The scanning electron microscope allows the investigator to view the surfaces of unsectioned specimens. These cannot be visualized with transmission equipment because the electrons pass through the entire specimen. The sample is fixed, dried, and coated with a thin layer of a heavy metal, such as platinum, by evaporation in a vacuum (see Figure 5-18); in this case, the sample is rotated so that the platinum is deposited uniformly on the surface. An intense electron beam inside the microscope scans rapidly over the sample. Molecules in the specimen are excited and release secondary electrons that are focused onto a scintillation detector; the resulting signal is displayed on a cathode-ray tube. Because the number of secondary electrons produced by any one point on the sample depends on the angle of the electron beam in relation to the surface, the scanning electron micrograph has a threedimensional appearance (Figure 5-20; see also Figure 5-1a). The resolving power of scanning electron microscopes, which is limited by the thickness of the metal coating, is only about 10 nm, much less than that of transmission instruments.

Figure 5-20. Scanning electron micrograph of a tendon located within the shoulder of a 29-year-old male.

Figure 5-20

Scanning electron micrograph of a tendon located within the shoulder of a 29-year-old male. The sample was rapidly frozen and metal-shadowed before viewing in a scanning electron microscope. These long collagen fibrils are of variable diameter and are (more...)


  •  Various microscopic techniques generate different views of the cell and have different resolutions. The limit of resolution of a light microscope is about 0.2 μm; of a transmission electron microscope, about 0.1 nm; and of a scanning electron microscope, about 10 nm.
  •  Standard (bright-field) light microscopy is best for stained or colored cells or tissue sections.
  •  Fluorescence microscopy allows specific proteins and organelles to be detected in fixed cells stained with a fluorescent dye or fluorescent-labeled antibodies (immunofluorescence microscopy).
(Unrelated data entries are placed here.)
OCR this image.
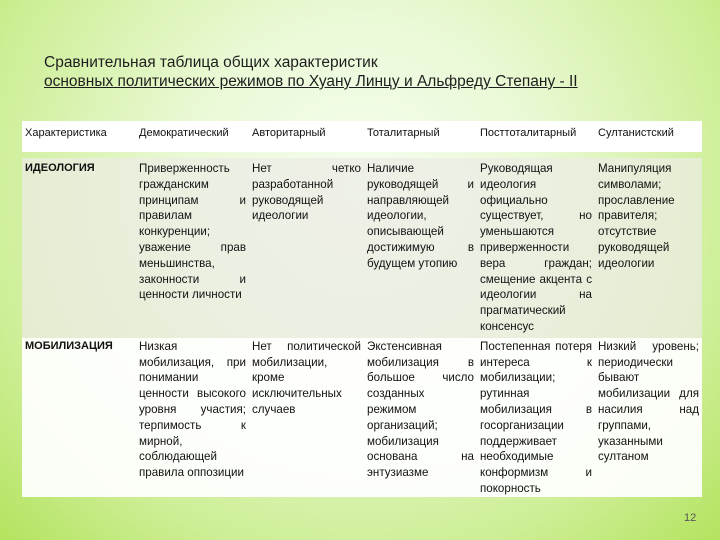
Сравнительная таблица общих характеристик
основных политических режимов по Хуану Линцу и Альфреду Степану - II
Характеристика	Демократический	Авторитарный	Тоталитарный	Посттоталитарный	Султанистский

ИДЕОЛОГИЯ	Приверженность гражданским принципам и правилам конкуренции; уважение прав меньшинства, законности и ценности личности	Нет четко разработанной руководящей идеологии	Наличие руководящей и направляющей идеологии, описывающей достижимую в будущем утопию	Руководящая идеология официально существует, но уменьшаются приверженности вера граждан; смещение акцента с идеологии на прагматический консенсус	Манипуляция символами; прославление правителя; отсутствие руководящей идеологии
МОБИЛИЗАЦИЯ	Низкая мобилизация, при понимании ценности высокого уровня участия; терпимость к мирной, соблюдающей правила оппозиции	Нет политической мобилизации, кроме исключительных случаев	Экстенсивная мобилизация в большое число созданных режимом организаций; мобилизация основана на энтузиазме	Постепенная потеря интереса к мобилизации; рутинная мобилизация в госорганизации поддерживает необходимые конформизм и покорность	Низкий уровень; периодически бывают мобилизации для насилия над группами, указанными султаном
12
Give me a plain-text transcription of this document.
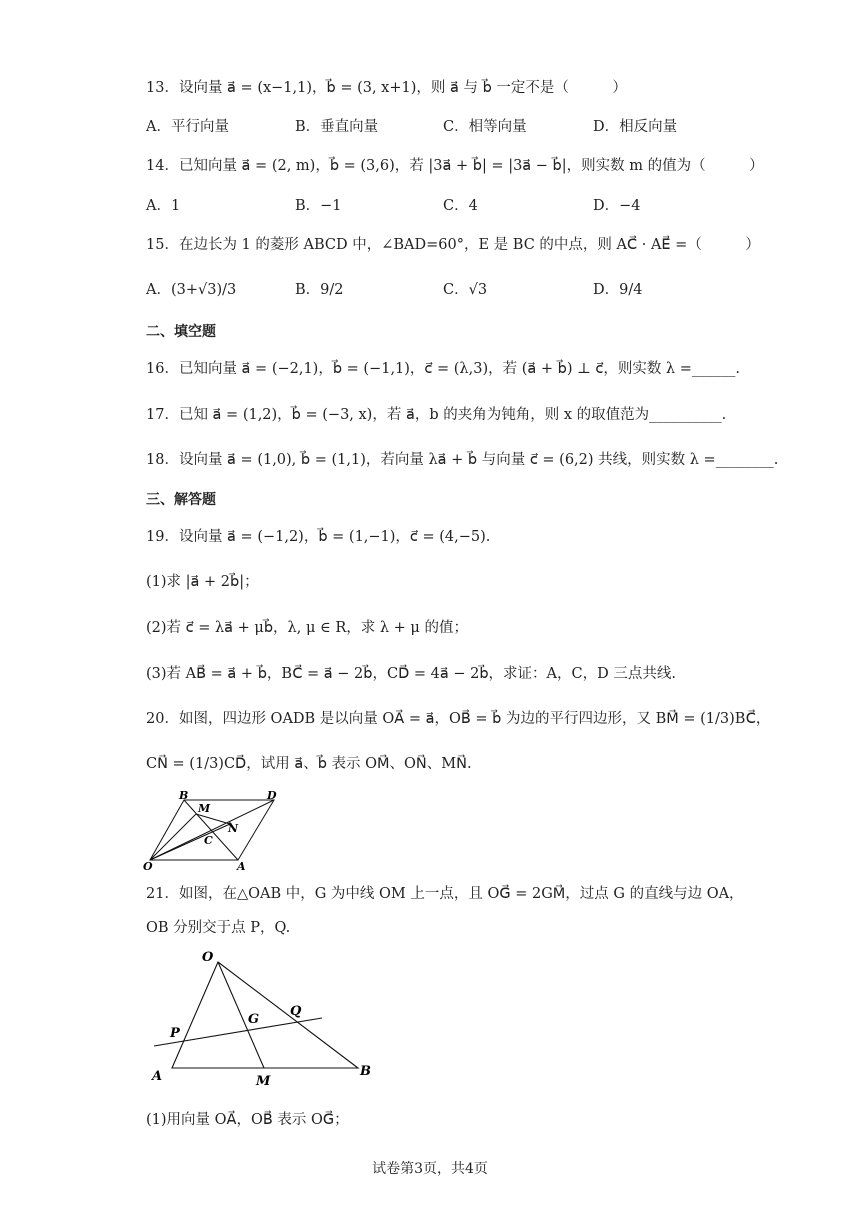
13．设向量 a⃗ = (x−1,1)，b⃗ = (3, x+1)，则 a⃗ 与 b⃗ 一定不是（　　　）
A．平行向量	B．垂直向量	C．相等向量	D．相反向量
14．已知向量 a⃗ = (2, m)，b⃗ = (3,6)，若 |3a⃗ + b⃗| = |3a⃗ − b⃗|，则实数 m 的值为（　　　）
A．1	B．−1	C．4	D．−4
15．在边长为 1 的菱形 ABCD 中，∠BAD=60°，E 是 BC 的中点，则 AC⃗ · AE⃗ =（　　　）
A．(3+√3)/3	B．9/2	C．√3	D．9/4
二、填空题
16．已知向量 a⃗ = (−2,1)，b⃗ = (−1,1)，c⃗ = (λ,3)，若 (a⃗ + b⃗) ⊥ c⃗，则实数 λ =______.
17．已知 a⃗ = (1,2)，b⃗ = (−3, x)，若 a⃗，b 的夹角为钝角，则 x 的取值范为__________.
18．设向量 a⃗ = (1,0), b⃗ = (1,1)，若向量 λa⃗ + b⃗ 与向量 c⃗ = (6,2) 共线，则实数 λ =________.
三、解答题
19．设向量 a⃗ = (−1,2)，b⃗ = (1,−1)，c⃗ = (4,−5).
(1)求 |a⃗ + 2b⃗|；
(2)若 c⃗ = λa⃗ + μb⃗，λ, μ ∈ R，求 λ + μ 的值；
(3)若 AB⃗ = a⃗ + b⃗，BC⃗ = a⃗ − 2b⃗，CD⃗ = 4a⃗ − 2b⃗，求证：A，C，D 三点共线.
20．如图，四边形 OADB 是以向量 OA⃗ = a⃗，OB⃗ = b⃗ 为边的平行四边形，又 BM⃗ = (1/3)BC⃗，
CN⃗ = (1/3)CD⃗，试用 a⃗、b⃗ 表示 OM⃗、ON⃗、MN⃗.
B	D
M
N
C
O	A
21．如图，在△OAB 中，G 为中线 OM 上一点，且 OG⃗ = 2GM⃗，过点 G 的直线与边 OA，
OB 分别交于点 P，Q.
O
P
G
Q
A	M
B
(1)用向量 OA⃗，OB⃗ 表示 OG⃗；
试卷第3页，共4页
The movements of microinjected or expressed recombinant fluorescent proteins also can be followed in living cells.
  •  By use of dyes whose fluorescence is proportional to the concentration of Ca2+ or H+ ions, fluorescence microscopy can measure the local concentration of Ca2+ ions and intracellular pH in living cells.
  •  Confocal imaging, which allows the observer to view fluorescent molecules in a single plane of a specimen, permits optical sectioning of the sample and produces very sharp images.
  •  Phase-contrast and Nomarski optics enable scientists to view the details of live, unstained cells and to monitor cell movement.
  •  Specimens for electron microscopy generally must be fixed, sectioned, and dehydrated, and then stained with electron-dense heavy metals.
  •  Surface details of particles such as viruses and collagen fibers can be revealed by electron microscopy of metal-shadowed specimens (see Figure 5-18).
  •  Unfixed, unstained specimens can be viewed in the electron microscope if they are frozen in hydrated form, a technique called cryoelectron microscopy.
  •  The scanning electron microscope can be used to view unsectioned cells or tissues; it produces images that appear to be three-dimensional.